In step 4), the translation result of the autoregressive model is used to improve the input of the non-autoregressive neural machine translation model, specifically:

401 Input at decoding end of non-autoregressive machine translation model as follows:

wherein θ _at And theta _nat The parameters of the autoregressive neural machine translation model and the non-autoregressive neural machine translation model are respectively, T is the target language sequence length, T' is the source language sequence length, y _t Is the target word at the t-th position, x _1…T′ For source language sentences, y _<t For 1 st to t-1 th target words, z _nat Input of a decoding end of a non-autoregressive neural machine translation model;

402 Constructing a fusion function, adopting a weighted sum mode, specifically:

Fusion＝λDecoder ^at (y _1…k )+μEncoder ^nat (x _1…T′ )

where λ and μ are hyper-parameters controlling weights of different representation terms, decoder ^at () is the output of the autoregressive neural machine translation model decoder, the Encoder ^nat () output of non-autoregressive neural machine translation model decoder, y _1…k For words 1 to k, x _1…T′ Is a source sentence;

403 Before feeding the above calculated fusion representation to the decoder, the forward layer input and the backward layer gradient are normalized by applying a layer normalization operation.

Z in step 401) _nat The calculation formula of (2) is as follows:

z _nat ＝Fusion(Decoder ^at (y _1…k ),Encoder ^nat (x _1…T′ ))

wherein the Decoder ^at (.) is the output of the decoding end of the autoregressive model, the Encoder ^nat (.) is the output of the decoding end of the non-autoregressive model, fusion (-) is the auxiliary representation Fusion function, y _1…k For words 1 to k, x _1…T′ Is a source sentence.

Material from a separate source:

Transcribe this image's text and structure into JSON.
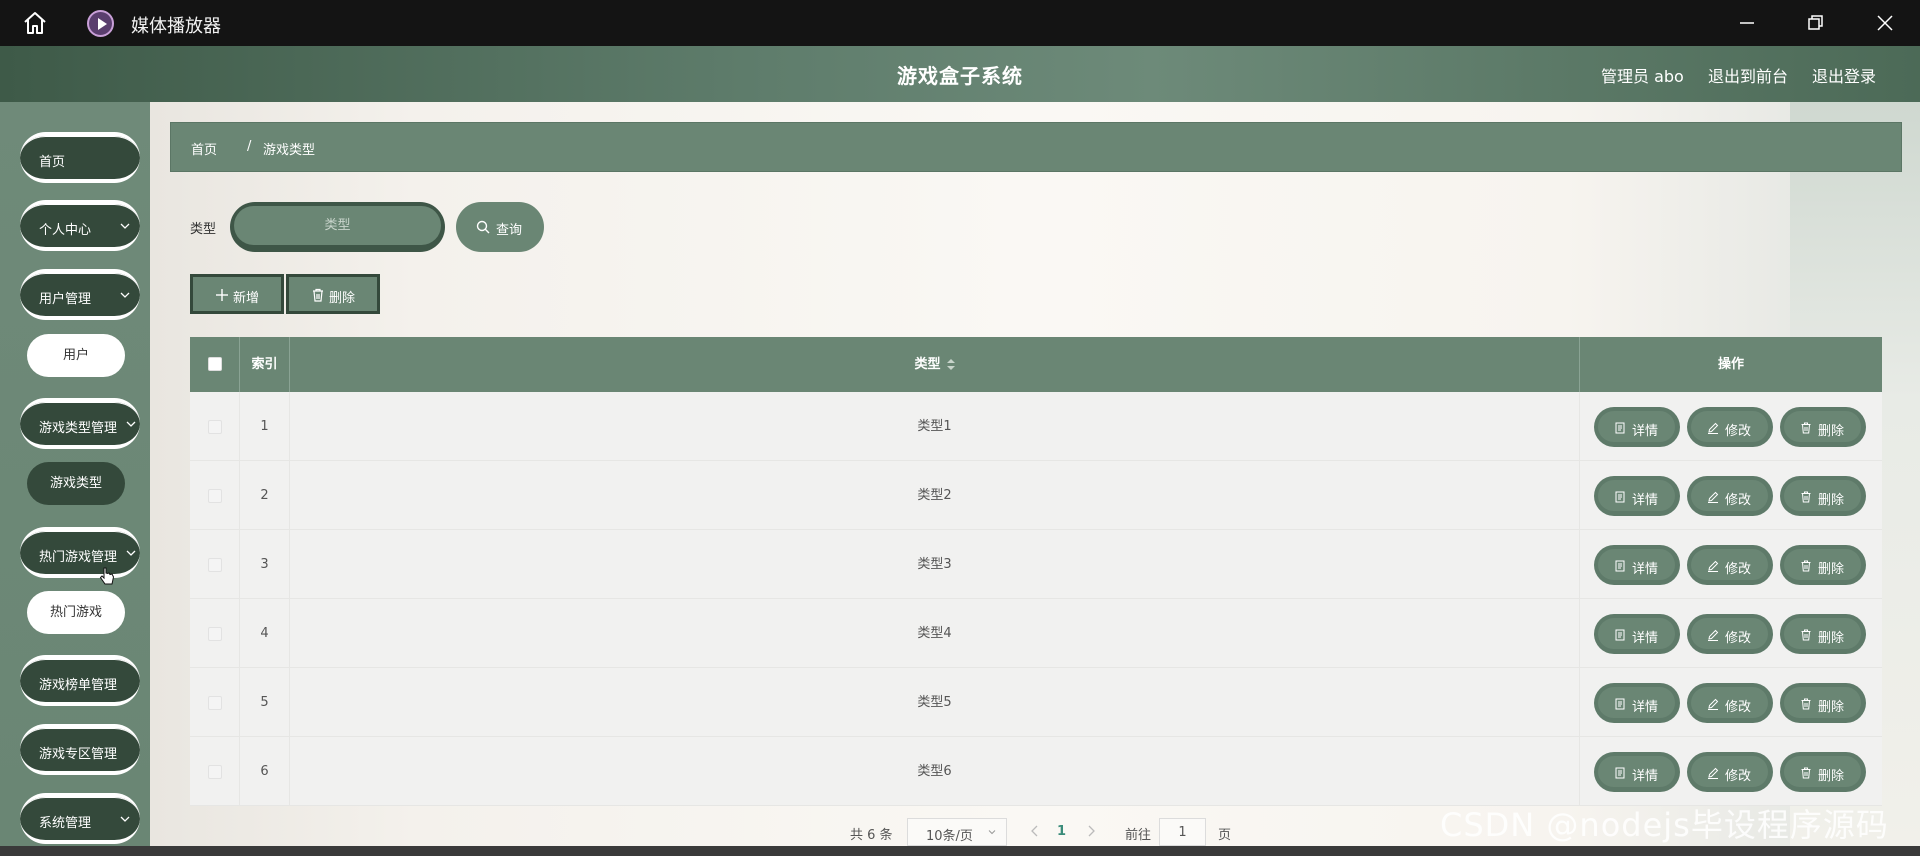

And 5) in the training process of the non-autoregressive neural machine translation model, parallel corpus is sent into the model to calculate cross entropy loss, and then corresponding gradient is calculated to update parameters so as to complete the training process.

Step 6), the source sentence input by the user is sent to a non-autoregressive neural machine translation model, and a plurality of translation results are obtained by designating different target language lengths; then, an autoregressive neural machine translation model is used as a scoring function for these decoded translation results, and the best overall translation is selected.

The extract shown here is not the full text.